ROBIN KNOWLES QC said that in the context of directors disqualification proceeding, the issue for the court was not whether on the facts before them the FSA and FOS were correct in their decisions, but, whether, the court was of the opinion that the director was unfit to be concerned in the management of a limited company. In a particular case, a particular point that was before the FSA or FOS might need reviewing and facts might need to be proved to the court that might also have been before the FSA or FOS. It might be that those facts would include facts, the proof of which required the court to have access to expert knowledge. However, that all suggested limited rather than wide ranging use of an expert in the context of disqualification proceedings. Given the nature of such proceedings, the court might at times need expert assistance on fact, for example, an enhanced factual understanding of a complex business product, or to understand why a directors conduct had a certain consequence in the context of managing a specialised business. But generally speaking it was hard to see why a court should need expert evidence that was simply expert opinion when it came to applying the standard laid down by the courts to the facts.

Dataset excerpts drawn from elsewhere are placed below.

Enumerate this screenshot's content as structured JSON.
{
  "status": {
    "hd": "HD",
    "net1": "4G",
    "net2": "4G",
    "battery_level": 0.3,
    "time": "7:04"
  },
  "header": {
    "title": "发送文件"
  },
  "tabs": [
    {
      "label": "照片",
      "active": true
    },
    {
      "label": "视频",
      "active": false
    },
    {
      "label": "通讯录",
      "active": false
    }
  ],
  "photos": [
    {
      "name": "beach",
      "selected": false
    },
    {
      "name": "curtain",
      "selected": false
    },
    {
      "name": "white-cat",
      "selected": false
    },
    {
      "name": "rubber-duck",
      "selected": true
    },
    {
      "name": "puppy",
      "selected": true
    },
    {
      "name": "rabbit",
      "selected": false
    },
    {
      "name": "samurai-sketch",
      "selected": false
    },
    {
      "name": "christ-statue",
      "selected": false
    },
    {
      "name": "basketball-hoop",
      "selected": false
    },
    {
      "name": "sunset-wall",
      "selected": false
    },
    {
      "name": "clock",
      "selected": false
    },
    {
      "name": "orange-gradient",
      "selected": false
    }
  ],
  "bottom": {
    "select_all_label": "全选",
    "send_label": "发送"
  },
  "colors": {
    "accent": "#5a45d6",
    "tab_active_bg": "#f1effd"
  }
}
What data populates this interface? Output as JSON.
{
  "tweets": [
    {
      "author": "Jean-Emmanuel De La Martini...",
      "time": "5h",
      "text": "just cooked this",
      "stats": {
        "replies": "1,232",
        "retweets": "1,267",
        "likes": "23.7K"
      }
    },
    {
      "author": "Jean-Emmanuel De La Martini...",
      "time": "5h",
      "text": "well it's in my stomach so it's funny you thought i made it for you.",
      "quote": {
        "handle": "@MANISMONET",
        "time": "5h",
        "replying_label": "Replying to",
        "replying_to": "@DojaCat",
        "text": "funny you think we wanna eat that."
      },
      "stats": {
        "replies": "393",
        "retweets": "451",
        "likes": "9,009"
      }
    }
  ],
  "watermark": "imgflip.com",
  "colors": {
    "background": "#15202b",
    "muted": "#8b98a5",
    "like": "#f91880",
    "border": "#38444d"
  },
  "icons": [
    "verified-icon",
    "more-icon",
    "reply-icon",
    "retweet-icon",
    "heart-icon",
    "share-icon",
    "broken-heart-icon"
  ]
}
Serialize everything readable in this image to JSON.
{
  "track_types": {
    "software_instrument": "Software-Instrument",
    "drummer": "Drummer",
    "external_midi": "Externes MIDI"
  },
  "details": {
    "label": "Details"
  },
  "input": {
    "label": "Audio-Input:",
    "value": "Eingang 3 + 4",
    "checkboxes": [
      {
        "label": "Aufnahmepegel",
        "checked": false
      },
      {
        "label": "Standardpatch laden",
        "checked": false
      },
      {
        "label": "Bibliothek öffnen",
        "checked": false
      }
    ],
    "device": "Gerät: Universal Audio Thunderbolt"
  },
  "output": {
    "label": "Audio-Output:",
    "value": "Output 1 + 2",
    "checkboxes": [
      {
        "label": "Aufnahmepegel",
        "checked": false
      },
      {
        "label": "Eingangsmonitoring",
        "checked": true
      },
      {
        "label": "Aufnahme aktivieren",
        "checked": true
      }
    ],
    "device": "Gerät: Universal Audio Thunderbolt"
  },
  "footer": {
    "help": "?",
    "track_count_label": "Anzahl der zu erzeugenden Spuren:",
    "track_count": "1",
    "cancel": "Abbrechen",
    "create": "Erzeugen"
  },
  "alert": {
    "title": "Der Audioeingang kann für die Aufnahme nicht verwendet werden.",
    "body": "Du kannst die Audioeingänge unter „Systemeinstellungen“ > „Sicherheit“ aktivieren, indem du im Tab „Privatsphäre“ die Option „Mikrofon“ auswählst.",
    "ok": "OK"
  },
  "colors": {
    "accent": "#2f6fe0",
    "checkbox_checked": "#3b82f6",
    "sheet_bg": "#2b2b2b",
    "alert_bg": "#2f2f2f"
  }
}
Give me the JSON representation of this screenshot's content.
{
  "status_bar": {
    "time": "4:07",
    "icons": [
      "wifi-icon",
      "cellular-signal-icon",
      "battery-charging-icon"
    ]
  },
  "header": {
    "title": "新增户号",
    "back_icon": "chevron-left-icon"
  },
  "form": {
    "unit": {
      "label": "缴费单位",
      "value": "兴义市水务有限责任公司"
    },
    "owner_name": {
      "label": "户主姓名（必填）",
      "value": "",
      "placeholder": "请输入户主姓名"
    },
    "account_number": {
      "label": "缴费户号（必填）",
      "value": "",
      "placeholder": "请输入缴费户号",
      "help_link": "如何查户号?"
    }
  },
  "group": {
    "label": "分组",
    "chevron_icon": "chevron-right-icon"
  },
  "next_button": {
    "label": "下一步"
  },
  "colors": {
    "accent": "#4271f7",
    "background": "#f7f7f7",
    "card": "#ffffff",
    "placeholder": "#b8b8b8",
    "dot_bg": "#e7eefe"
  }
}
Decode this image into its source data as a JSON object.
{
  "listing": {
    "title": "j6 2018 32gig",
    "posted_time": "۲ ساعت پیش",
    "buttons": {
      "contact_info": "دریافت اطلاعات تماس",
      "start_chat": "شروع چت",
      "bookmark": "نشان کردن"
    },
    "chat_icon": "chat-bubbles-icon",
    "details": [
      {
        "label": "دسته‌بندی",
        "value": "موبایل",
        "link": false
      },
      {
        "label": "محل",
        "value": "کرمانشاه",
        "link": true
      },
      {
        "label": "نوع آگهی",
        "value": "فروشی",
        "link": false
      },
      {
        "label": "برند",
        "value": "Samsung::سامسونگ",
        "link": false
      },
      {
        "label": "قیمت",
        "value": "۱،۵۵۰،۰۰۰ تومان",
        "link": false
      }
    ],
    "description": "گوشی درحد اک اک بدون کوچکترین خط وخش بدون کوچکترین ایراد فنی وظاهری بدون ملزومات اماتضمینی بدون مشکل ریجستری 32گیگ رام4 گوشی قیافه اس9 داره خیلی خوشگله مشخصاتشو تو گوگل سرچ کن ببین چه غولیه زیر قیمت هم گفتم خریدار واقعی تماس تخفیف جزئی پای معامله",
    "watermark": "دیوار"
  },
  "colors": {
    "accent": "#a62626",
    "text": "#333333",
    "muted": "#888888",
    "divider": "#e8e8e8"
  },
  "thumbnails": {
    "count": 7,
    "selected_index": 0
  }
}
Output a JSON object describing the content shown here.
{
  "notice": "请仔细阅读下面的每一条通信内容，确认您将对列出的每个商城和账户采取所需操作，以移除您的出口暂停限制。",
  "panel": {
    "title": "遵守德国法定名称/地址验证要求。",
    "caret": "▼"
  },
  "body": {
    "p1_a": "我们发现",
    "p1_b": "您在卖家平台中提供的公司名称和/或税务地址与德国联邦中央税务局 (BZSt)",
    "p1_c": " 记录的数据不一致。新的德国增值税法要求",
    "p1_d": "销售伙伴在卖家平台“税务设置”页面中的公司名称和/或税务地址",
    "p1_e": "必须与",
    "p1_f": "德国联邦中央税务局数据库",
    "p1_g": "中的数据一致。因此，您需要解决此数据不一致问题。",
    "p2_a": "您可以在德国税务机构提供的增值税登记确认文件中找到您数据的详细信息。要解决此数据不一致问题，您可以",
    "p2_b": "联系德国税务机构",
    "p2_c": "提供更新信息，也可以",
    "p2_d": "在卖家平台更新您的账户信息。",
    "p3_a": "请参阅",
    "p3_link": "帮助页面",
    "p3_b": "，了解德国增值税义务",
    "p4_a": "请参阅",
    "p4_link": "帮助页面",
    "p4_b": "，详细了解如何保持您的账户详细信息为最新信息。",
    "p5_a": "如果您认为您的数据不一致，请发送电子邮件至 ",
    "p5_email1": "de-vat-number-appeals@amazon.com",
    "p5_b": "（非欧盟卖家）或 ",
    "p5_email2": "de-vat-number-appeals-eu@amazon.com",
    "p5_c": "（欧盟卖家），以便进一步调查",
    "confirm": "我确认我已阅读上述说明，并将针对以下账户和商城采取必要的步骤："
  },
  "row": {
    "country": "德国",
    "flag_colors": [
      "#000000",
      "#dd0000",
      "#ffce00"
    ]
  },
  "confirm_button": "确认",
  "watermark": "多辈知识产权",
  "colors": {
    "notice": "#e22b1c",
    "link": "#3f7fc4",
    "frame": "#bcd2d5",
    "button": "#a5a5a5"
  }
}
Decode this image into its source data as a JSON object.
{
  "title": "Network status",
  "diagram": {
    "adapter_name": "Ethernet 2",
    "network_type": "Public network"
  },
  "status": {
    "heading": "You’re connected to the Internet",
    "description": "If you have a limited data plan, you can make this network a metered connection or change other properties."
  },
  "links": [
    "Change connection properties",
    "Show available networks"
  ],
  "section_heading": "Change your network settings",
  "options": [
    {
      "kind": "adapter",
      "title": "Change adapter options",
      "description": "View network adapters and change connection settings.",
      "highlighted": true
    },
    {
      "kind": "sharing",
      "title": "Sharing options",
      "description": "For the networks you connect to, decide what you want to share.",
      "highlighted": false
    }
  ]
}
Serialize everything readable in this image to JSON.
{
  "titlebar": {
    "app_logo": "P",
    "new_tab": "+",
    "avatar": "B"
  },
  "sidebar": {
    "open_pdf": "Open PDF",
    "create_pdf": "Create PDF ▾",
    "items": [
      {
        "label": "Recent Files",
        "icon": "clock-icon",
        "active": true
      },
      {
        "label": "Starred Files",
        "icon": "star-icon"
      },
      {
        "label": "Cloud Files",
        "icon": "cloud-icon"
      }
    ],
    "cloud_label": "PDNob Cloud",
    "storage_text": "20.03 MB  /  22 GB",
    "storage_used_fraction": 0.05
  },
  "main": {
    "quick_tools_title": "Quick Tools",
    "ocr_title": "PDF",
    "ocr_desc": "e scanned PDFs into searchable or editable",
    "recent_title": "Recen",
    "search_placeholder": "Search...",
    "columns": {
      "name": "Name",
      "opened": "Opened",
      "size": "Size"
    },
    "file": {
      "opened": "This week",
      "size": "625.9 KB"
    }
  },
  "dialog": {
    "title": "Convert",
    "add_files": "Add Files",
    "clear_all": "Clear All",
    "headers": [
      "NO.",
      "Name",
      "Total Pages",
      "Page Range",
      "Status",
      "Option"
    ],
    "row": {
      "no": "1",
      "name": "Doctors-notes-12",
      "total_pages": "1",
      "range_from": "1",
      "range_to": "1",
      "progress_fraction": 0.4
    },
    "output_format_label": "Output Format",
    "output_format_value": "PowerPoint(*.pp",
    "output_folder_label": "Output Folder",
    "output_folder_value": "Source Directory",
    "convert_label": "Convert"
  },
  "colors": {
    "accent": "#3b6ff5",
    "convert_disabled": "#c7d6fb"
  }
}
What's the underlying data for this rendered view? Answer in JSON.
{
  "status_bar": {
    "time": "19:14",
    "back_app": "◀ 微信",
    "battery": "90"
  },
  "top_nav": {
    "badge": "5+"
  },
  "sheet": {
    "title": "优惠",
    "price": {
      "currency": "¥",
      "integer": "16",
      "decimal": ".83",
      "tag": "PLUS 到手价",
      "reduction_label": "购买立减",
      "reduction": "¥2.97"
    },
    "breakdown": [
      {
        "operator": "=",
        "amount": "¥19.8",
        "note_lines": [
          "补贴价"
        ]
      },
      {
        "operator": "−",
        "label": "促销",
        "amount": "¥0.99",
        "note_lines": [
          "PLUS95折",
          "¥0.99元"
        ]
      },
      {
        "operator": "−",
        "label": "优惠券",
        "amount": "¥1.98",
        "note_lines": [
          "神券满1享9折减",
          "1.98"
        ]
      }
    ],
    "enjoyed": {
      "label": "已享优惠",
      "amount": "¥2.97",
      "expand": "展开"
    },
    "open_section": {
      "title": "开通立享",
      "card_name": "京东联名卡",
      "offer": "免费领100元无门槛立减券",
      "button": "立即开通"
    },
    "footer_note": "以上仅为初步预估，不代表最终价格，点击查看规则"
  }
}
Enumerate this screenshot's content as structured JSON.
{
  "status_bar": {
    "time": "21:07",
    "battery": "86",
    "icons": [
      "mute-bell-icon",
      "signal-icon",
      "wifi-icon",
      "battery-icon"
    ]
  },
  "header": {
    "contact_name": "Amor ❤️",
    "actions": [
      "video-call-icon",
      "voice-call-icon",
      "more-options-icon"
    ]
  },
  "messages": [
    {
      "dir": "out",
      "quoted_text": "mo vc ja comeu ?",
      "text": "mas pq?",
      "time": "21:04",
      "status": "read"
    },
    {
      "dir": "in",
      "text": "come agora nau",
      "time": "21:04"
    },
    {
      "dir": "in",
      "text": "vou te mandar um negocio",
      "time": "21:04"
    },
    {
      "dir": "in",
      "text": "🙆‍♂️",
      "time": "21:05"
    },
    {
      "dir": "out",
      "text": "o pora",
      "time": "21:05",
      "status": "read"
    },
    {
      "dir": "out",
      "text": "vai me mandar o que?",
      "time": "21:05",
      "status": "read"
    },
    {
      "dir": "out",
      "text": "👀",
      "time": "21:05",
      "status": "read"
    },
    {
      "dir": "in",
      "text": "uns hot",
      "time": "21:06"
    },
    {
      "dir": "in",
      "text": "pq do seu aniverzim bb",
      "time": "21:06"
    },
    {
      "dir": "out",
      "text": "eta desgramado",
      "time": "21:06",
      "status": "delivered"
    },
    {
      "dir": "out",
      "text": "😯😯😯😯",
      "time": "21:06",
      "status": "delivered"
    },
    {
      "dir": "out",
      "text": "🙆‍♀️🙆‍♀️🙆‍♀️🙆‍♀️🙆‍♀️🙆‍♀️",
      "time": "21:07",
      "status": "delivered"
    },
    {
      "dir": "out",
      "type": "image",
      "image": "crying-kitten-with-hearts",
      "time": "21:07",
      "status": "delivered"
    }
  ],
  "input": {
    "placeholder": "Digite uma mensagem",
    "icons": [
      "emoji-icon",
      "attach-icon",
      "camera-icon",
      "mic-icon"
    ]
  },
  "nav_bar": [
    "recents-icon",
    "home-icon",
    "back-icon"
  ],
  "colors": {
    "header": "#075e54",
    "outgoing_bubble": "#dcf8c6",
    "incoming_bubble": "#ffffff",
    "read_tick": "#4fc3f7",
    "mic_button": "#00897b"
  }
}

Further, as a general proposition in such cases, the careful selection of allegations was to be encouraged. The more complex the case arguably the more important it was to consider choosing between allegations. Generally speaking it was positively undesirable for any party to simply cross refer to an expert report for details of their case, rather than use an expert report to supply evidence for a specific part of the case that required expert evidence to be reliably proved. The approach of stating in an affidavit that the details of the allegations were “set out in the report” was to be discouraged. In a complex case, the use of affidavits as the vehicle through which the parties set out their case might add difficulty to the task of identifying, at the earliest point, what was common ground and what was in issue. However, the settled procedure did contemplate the use of affidavits rather than, for example, statements of case. It was all the more important that affidavits used were directed to the particular issues that arose. Consideration might also be given to the settling of a provisional list of matters of common ground and of the important issues at the earliest stage in a complex disqualification case. Preparing expert evidence to be served as part of the evidence in support of, or opposition to, proceedings might mean that such evidence preceded the identification of true expert issues. That was undesirable, not least in terms of costs. In so far as the present system was seen to encourage early service of expert evidence, then early case management discussion or procedural agreement between parties might seek to discourage it in an appropriate case.
The Secretary of State would be permitted to rely on the expert evidence, but confined to the issue of the nature of SCARPS and the investment risks they posed.